2. Kenapa pasien muncul gejala” mual, anoreksia, cemas, insomnia? Dan berpendapat
gejala mereda jika minum alkohol?
3. Apa tanda dan gejala dari sindrom ketergantungan? Dibedakan antara tanda dengan
gejalanya?
SINDROMA KETERGANTUNGAN
Ketergantungan zat adalah bentuk dari akibat penyalahgunaan zat yang berlangsung
pada waktu yang lama atau dalam periode penggunaan yang lama. Ketergantungan zat ini
merupakan gangguan kontrol terhadap penggunaan zat psikoaktif; yang sering ditandai
dengan ketergantungan fisiologis atau penggunaan kompulsif pada suatu zat. Orang-orang
yang manjadi pengguna kompulsif kurang dapat mengendalikan penggunaan obat. Merekea
mungkin sadar bahwa menggunakan obat dapat merusak hidup dan kesehatan mereka,
namun mereka tak mampu berhenti untuk menggunakan obat tersebut walaupun mereka
ingin.
Penggunaan secara terus-menerus zat dalam waktu yang lama dapat mengubah reaksi
fisiologi tubuh, menyebabkan perkembangan toleransi atau gejala putus zat secara fisik.

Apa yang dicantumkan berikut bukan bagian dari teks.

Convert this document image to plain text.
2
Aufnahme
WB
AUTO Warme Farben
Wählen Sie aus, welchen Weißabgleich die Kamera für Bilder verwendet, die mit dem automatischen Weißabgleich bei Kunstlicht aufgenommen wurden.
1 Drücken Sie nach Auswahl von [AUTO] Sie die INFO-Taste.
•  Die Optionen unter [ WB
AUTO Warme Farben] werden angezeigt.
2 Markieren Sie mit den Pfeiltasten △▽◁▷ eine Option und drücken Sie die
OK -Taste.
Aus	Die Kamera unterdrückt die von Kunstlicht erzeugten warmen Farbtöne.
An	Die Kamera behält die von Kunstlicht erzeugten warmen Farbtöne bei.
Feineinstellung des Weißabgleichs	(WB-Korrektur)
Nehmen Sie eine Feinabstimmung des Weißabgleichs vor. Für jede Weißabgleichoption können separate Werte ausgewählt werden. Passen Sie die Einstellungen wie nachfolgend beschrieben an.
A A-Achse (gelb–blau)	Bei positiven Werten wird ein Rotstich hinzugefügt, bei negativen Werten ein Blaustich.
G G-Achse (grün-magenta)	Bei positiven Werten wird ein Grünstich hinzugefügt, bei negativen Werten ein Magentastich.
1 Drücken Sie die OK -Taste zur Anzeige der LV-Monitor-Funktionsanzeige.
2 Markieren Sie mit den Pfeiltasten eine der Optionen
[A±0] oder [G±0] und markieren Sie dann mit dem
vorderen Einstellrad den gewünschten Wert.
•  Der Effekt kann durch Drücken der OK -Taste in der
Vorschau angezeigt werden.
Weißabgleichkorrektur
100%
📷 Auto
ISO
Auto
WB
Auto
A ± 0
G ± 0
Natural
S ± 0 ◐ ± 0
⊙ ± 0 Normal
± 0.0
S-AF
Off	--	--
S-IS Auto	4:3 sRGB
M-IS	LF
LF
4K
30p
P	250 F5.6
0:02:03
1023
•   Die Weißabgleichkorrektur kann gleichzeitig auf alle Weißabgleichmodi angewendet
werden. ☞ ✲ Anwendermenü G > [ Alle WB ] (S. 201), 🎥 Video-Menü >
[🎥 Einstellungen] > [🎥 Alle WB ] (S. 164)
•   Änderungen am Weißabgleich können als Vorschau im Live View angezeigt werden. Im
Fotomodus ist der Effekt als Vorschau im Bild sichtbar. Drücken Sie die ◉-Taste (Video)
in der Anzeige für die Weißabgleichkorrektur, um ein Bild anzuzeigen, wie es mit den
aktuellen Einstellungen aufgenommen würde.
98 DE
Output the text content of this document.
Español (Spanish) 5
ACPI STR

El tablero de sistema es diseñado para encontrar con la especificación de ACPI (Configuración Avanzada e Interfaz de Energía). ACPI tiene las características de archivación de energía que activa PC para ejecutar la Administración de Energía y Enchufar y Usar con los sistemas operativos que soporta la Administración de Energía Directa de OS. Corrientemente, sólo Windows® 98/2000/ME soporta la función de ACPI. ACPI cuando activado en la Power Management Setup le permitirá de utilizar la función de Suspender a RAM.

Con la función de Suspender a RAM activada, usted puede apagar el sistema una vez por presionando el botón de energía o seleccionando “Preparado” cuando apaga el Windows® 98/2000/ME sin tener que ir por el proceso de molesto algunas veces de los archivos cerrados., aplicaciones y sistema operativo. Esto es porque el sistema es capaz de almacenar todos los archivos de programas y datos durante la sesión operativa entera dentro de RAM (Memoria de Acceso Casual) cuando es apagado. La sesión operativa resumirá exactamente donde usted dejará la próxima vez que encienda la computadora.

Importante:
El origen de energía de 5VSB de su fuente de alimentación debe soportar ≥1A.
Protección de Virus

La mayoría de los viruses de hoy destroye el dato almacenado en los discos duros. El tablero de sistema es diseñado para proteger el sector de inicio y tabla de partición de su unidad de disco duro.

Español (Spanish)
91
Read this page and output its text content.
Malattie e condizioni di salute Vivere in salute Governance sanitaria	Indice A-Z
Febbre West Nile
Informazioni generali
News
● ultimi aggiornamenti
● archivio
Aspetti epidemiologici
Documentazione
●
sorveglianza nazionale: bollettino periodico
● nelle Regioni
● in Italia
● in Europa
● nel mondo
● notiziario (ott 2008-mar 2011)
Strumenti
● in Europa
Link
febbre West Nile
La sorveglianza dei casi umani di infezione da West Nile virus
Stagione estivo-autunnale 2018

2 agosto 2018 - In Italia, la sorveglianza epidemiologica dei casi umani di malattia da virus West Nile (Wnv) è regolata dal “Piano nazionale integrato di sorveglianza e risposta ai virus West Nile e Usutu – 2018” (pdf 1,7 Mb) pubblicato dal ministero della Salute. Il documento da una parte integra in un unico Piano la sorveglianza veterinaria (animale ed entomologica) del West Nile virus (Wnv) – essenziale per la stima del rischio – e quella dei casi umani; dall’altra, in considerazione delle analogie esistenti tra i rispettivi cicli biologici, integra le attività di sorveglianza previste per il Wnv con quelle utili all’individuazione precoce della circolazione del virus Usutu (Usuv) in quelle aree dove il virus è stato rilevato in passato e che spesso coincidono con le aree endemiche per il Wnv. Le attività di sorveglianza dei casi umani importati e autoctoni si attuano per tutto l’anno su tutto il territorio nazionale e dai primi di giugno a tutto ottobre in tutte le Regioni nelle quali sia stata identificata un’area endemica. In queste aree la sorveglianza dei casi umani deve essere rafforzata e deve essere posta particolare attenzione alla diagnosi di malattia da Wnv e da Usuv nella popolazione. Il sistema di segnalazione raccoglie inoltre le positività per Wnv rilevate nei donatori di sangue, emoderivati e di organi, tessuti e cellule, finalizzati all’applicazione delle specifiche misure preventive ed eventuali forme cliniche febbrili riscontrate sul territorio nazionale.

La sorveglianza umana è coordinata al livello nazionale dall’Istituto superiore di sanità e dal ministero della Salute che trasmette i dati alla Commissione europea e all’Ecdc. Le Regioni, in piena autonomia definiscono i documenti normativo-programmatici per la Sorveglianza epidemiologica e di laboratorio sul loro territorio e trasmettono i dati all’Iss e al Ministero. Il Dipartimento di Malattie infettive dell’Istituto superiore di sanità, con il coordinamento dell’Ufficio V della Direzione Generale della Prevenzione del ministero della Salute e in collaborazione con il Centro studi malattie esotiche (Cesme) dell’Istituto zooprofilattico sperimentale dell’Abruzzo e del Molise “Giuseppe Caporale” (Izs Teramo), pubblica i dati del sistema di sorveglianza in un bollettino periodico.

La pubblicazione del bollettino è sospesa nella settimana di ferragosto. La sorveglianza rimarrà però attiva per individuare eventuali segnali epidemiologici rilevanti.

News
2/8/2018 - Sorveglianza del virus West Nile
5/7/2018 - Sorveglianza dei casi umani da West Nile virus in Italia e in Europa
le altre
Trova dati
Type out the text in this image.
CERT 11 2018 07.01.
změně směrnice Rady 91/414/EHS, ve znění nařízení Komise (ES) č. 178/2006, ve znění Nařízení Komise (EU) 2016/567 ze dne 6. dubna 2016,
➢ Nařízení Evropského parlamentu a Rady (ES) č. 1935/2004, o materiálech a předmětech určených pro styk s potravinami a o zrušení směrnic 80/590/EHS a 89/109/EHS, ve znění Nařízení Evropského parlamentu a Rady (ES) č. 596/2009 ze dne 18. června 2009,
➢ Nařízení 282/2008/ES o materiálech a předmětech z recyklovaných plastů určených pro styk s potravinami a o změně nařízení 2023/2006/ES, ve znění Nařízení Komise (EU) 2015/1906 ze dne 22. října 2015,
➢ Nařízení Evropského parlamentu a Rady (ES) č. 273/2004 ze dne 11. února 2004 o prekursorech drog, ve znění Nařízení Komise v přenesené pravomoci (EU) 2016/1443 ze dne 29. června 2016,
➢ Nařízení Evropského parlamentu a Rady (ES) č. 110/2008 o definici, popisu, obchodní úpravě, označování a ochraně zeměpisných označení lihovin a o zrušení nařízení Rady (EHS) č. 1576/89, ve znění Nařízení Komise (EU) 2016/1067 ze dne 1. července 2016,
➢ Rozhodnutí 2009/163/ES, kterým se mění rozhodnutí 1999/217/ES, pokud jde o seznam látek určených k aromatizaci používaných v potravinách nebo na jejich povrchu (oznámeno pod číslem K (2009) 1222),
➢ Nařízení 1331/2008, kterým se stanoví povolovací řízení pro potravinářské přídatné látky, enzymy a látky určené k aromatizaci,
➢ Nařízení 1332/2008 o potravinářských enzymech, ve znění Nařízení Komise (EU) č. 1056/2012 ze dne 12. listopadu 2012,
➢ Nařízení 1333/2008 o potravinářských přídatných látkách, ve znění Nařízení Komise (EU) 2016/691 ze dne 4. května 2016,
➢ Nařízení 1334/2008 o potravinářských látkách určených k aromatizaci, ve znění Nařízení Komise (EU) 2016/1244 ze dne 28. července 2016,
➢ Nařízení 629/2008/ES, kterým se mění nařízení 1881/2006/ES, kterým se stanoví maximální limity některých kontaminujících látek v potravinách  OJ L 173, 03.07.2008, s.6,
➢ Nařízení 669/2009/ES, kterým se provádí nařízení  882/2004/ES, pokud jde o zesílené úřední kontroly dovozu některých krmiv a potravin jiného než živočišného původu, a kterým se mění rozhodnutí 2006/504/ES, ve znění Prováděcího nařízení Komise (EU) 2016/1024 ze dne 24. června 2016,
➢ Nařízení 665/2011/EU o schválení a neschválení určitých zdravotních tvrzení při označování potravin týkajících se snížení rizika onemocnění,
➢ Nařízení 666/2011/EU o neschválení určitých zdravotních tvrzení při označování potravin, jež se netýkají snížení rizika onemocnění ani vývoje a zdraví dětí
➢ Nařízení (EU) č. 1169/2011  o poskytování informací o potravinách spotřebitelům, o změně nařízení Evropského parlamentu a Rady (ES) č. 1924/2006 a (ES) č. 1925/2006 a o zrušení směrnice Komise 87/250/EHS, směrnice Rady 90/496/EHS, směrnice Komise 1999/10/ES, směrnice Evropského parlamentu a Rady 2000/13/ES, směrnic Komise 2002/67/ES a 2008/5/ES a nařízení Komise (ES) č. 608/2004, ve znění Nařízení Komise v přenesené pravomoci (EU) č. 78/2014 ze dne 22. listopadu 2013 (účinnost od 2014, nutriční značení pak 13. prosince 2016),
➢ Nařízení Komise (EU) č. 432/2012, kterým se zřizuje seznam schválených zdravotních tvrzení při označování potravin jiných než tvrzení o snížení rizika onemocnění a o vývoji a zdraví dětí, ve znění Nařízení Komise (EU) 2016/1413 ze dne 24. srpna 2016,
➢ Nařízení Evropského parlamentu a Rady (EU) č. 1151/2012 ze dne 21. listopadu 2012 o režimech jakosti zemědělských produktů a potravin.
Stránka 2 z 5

Sindrom putus zat (withdrawal syndrome) adalah sekelompok karakteristik gejala putus zat
yang terjadi saat orang yang tergantung secara mendadak menghentikan penggunaan zat
tertentu setelah periode penggunaan berat dan berkepanjangan. Gejala putus zat bervariasi
tergantung tipe obat yang digunakan. Ketergantungan zat di bagi menjadi dua jenis yaitu
ketergantungan fisiologis atau yang berhubungan dengan tubuh, dan ketergantungan
psikologis yang berhubungan dengan kebiasaan dalam memenuhi kebutuhan psikologis.
Ketergantungan fisiologis berarti tubuh seseorang telah berubah sedemikian rupa sebagai
hasil dari penggunaan obat-obatan psikoaktif secara teratur sehingga tubuh menjadi
tergantung pada pasokan zat yang rutin.
Gejala sindrom ketergantungan biasanya merupakan salah satu atau beberapa kondisi
berikut: Perubahan nafsu makan, Perubahan suasana hati (mood), seperti menjadi cepat
marah, Hidung tersumbat atau hidung berair, Mudah lelah dan nyeri otot, Mual dan muntah,
Merasa gelisah, Tubuh gemetar, Sulit tidur
5. Apa diagnosis dan DD dari skenario? (Cari tentang konvulsi, apakah termasuk
konvulsi?)
sindroma ketergantungan
Diagnosis Multiaxial
- Axis I : F.10.2 gangguan mental dan perilaku akibat alcohol, sindrom
ketergatungan alcohol konvulsi
- Axis II : tidak ada diagnosis
- Axis III : tidak ada
- Axis IV : masalah psikososial dan lingkungan lain
- Axis V : 60 (gejala sedang dan disabilitas ringan)
ETIOLOGI
1) Etiologi Organobiologik
- Primer
Penyakit otak (serebral) seperti gangguan degenerative, infeksi pada otak,
cedera kranial, gangguan cerebrovaskular, trauma kapitis, epilepsy,
neoplasma, toksik (NAPZA), dan herediter.
- Sekunder
Penyakit sistemik (Ekstracerebral) seperti gangguan metabolism yang
menyerang otak sebagai salah satu dari beberapa organ atau sistem tubuh,
endokrin/hormonal, infeksi sistemik atau penyakit autoimun.
2) Etiologi Psikologik
Seperti krisis yaitu suatu kejadian yang mendadak; konflik, suatu pertentangan
batin; tekanan khususnya dalam dirinya, seperti kondisi fisik yang tidak ideal;
frustasi, suatu kegagalan dalam mencapai tujuan; dan sudut pendidikan dan
perkembangan seperti salah asih, salah asah, salah asuh; dan tak perpenuhinya
kebutuhan psikologik seperti rasa aman, nyaman, perhatian, kasih sayang.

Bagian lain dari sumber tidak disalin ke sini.